Eyebrows were raised when it was announced that Robin Ticciati 
                  would open the Scottish Chamber Orchestra’s 2011-12 season with 
                  Berlioz’s Symphonie Fantastique. Berlioz wrote it for 
                  a much bigger size of orchestra than the SCO, after all, and 
                  unsurprisingly they had never played it before. However, Ticciati 
                  is a great fan of Berlioz’s music and, as it turns out, a great 
                  interpreter of it too. I was a little underwhelmed by the concert 
                  itself, but the orchestra took the music into the studio the 
                  following week and the CD that has ensued is thrilling from 
                  start to finish.
                   
                  Playing the Symphonie Fantastique with an orchestra 
                  of this size forces new revelations on the ear. There are predictable 
                  gains in clarity as inner textures are opened out and laid bare, 
                  but Ticciati’s other interpretative decisions are every bit 
                  as interesting as the size of his orchestra. The strings, for 
                  instance, play without vibrato but on modern instruments. This 
                  can lend a slightly pale quality to the sound, but it is applied 
                  selectively. When it is, however, it is used to outstanding 
                  effect, for example when it accentuates the sense of longing 
                  in Reveries section: those sforzando-like 
                  cries in the introduction sound like stab wounds. Clearly we 
                  are hearing the tale of an artist who suffers at the very extremes 
                  of his artistic and emotional being. The size of the orchestra 
                  combined with this playing style brings fantastic clarity: the 
                  way the horns ring out against the strings at the end of the 
                  1st movement introduction is remarkable, something 
                  I noticed in a way I never had before; then the two ff 
                  chords that launch the idée fixe ring out like clarion 
                  calls to thrilling effect. In fact, the willingness to embrace 
                  the extremes of dynamic is a characteristic of this reading 
                  - and of the excellent recording. Ticciati is unafraid to embrace 
                  the very loud and the very soft and to place them in stark juxtaposition 
                  when required. After all, isn’t this one of the most extreme 
                  symphonies ever composed, by whatever standard? For all their 
                  period style, the strings are still unafraid to embrace the 
                  red-blooded Romanticism of the piece: listen to the relish with 
                  which the cellos and basses plunge through the slur Berlioz 
                  gives them at 11:33 in the first movement before the final, 
                  most frenzied statement of the idée fixe, which then 
                  sounds properly demented, almost as though it’s straining at 
                  the very boundaries of what we expect an orchestra can do - 
                  and wouldn’t Berlioz be pleased with that?
                   
                  Elsewhere Ticciati continually brings out new things. The waltz 
                  has a bit of an edge to it, the violins playing with some ever-so-slightly 
                  raw attack, coming at the music as though from an angle: this 
                  is no comfortable society ball but a psychological trauma with 
                  a respectable veneer. The Linn sound is wonderful at the start 
                  of Scène aux Champs, the oboe and cor anglais placed 
                  at just the right distance while the strings tremble on the 
                  edge of audibility. When the violins take over, the sound they 
                  make is lovely with, again, a slight edge being lent by the 
                  sound of the flute. There is a knockout clarinet solo around 
                  the 9-minute mark, pouring balm onto the distress unleashed 
                  by the previous climax. There is also a hard edge to the Marche 
                  au supplice, tempered by exciting details such as the pizzicato 
                  string triplet - seldom audible in other recordings - in bar 
                  15. The violins have an emaciated sound as they first enter 
                  with the descending theme, and we are treated to the cheekiest 
                  bassoon solo you’ll hear on disc all year. The brass section 
                  really leans into the march rhythm and at the climactic brass 
                  statement of the main theme you can hear every thrilling note 
                  of the way the violins swirl chaotically around the trumpets. 
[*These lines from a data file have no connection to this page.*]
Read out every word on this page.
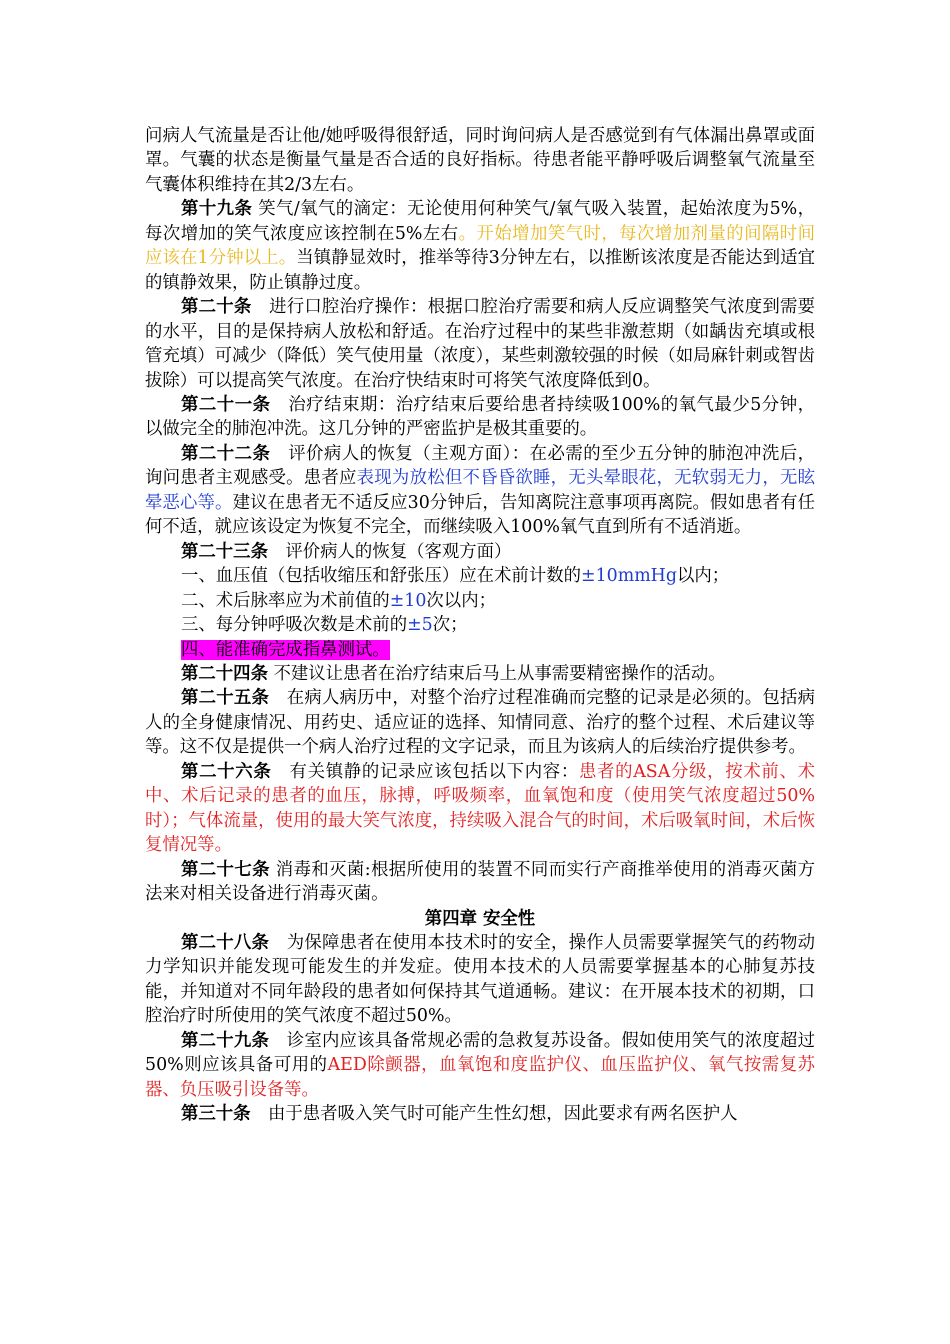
问病人气流量是否让他/她呼吸得很舒适，同时询问病人是否感觉到有气体漏出鼻罩或面罩。气囊的状态是衡量气量是否合适的良好指标。待患者能平静呼吸后调整氧气流量至气囊体积维持在其2/3左右。

第十九条 笑气/氧气的滴定：无论使用何种笑气/氧气吸入装置，起始浓度为5%，每次增加的笑气浓度应该控制在5%左右。开始增加笑气时，每次增加剂量的间隔时间应该在1分钟以上。当镇静显效时，推举等待3分钟左右，以推断该浓度是否能达到适宜的镇静效果，防止镇静过度。

第二十条　进行口腔治疗操作：根据口腔治疗需要和病人反应调整笑气浓度到需要的水平，目的是保持病人放松和舒适。在治疗过程中的某些非激惹期（如龋齿充填或根管充填）可减少（降低）笑气使用量（浓度），某些刺激较强的时候（如局麻针刺或智齿拔除）可以提高笑气浓度。在治疗快结束时可将笑气浓度降低到0。

第二十一条　治疗结束期：治疗结束后要给患者持续吸100%的氧气最少5分钟，以做完全的肺泡冲洗。这几分钟的严密监护是极其重要的。

第二十二条　评价病人的恢复（主观方面）：在必需的至少五分钟的肺泡冲洗后，询问患者主观感受。患者应表现为放松但不昏昏欲睡，无头晕眼花，无软弱无力，无眩晕恶心等。建议在患者无不适反应30分钟后，告知离院注意事项再离院。假如患者有任何不适，就应该设定为恢复不完全，而继续吸入100%氧气直到所有不适消逝。

第二十三条　评价病人的恢复（客观方面）

一、血压值（包括收缩压和舒张压）应在术前计数的±10mmHg以内；

二、术后脉率应为术前值的±10次以内；

三、每分钟呼吸次数是术前的±5次；

四、能准确完成指鼻测试。

第二十四条 不建议让患者在治疗结束后马上从事需要精密操作的活动。

第二十五条　在病人病历中，对整个治疗过程准确而完整的记录是必须的。包括病人的全身健康情况、用药史、适应证的选择、知情同意、治疗的整个过程、术后建议等等。这不仅是提供一个病人治疗过程的文字记录，而且为该病人的后续治疗提供参考。

第二十六条　有关镇静的记录应该包括以下内容：患者的ASA分级，按术前、术中、术后记录的患者的血压，脉搏，呼吸频率，血氧饱和度（使用笑气浓度超过50%时）；气体流量，使用的最大笑气浓度，持续吸入混合气的时间，术后吸氧时间，术后恢复情况等。

第二十七条 消毒和灭菌:根据所使用的装置不同而实行产商推举使用的消毒灭菌方法来对相关设备进行消毒灭菌。

第四章 安全性

第二十八条　为保障患者在使用本技术时的安全，操作人员需要掌握笑气的药物动力学知识并能发现可能发生的并发症。使用本技术的人员需要掌握基本的心肺复苏技能，并知道对不同年龄段的患者如何保持其气道通畅。建议：在开展本技术的初期，口腔治疗时所使用的笑气浓度不超过50%。

第二十九条　诊室内应该具备常规必需的急救复苏设备。假如使用笑气的浓度超过50%则应该具备可用的AED除颤器，血氧饱和度监护仪、血压监护仪、氧气按需复苏器、负压吸引设备等。

第三十条　由于患者吸入笑气时可能产生性幻想，因此要求有两名医护人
                  Percussion is captured in a way that adds colour as well as 
                  excitement and, importantly, the brass are not afraid to make 
                  an ugly sound for the final braying.
                   
                  The finest playing of the disc is reserved for a thrilling account 
                  of Berlioz’s dazzlingly original finale. The cackle of the woodwinds 
                  is hair-raising at the demonic statement of the idée fixe 
                  theme, the placing of the funeral bells in the stereoscape is 
                  just right, and the orchestral colour is thrillingly varied 
                  for the statements of the Dies Irae theme, complete 
                  with genuine ophicleides. Ticciati’s skill as a craftsman is 
                  most obviously apparent here too, generating a sense of tension 
                  and rising expectation for the start of the fugue theme and 
                  building to a vivid sense of catharsis when the fugue combines 
                  with the Dies Irae. The tidal wave unleashed by the 
                  drums in the final bars will pin you to your seat, as will the 
                  brash horror of the shrieking winds as the symphony finally 
                  hurtles over the cliff edge.
                   
                  Then, as if to confound all our expectations, the orchestra 
                  give us as spry an account of the Beatrice overture 
                  as you could expect to hear anywhere. It’s gentle, agile, flexible 
                  and transparent, and manages to sound about as different from 
                  the Symphonie Fantastique as it is possible to get.
                   
                  For me Ticciati’s vision and the playing of his orchestra succeed 
                  on every front. Immerseel and Gardiner play on period instruments 
                  but they both take their eye off the ball in the finale. Ticciati 
                  combines modern instruments with period style and brings out 
                  the best of both worlds. This is a version that will blow off 
                  the cobwebs for someone who knows the work already and wants 
                  to explore something different to the traditional symphony orchestra 
                  approach. In my view, however, this may even be a first choice 
                  for the work altogether. It came as a revelation to me and it’s 
                  this disc I’ll be coming back to when I want to hear the work 
                  again and be reminded of just how ground-breaking it still sounds 
                  nearly 200 years later. David Cairns’ scholarly liner-notes 
                  are excellent, into the bargain.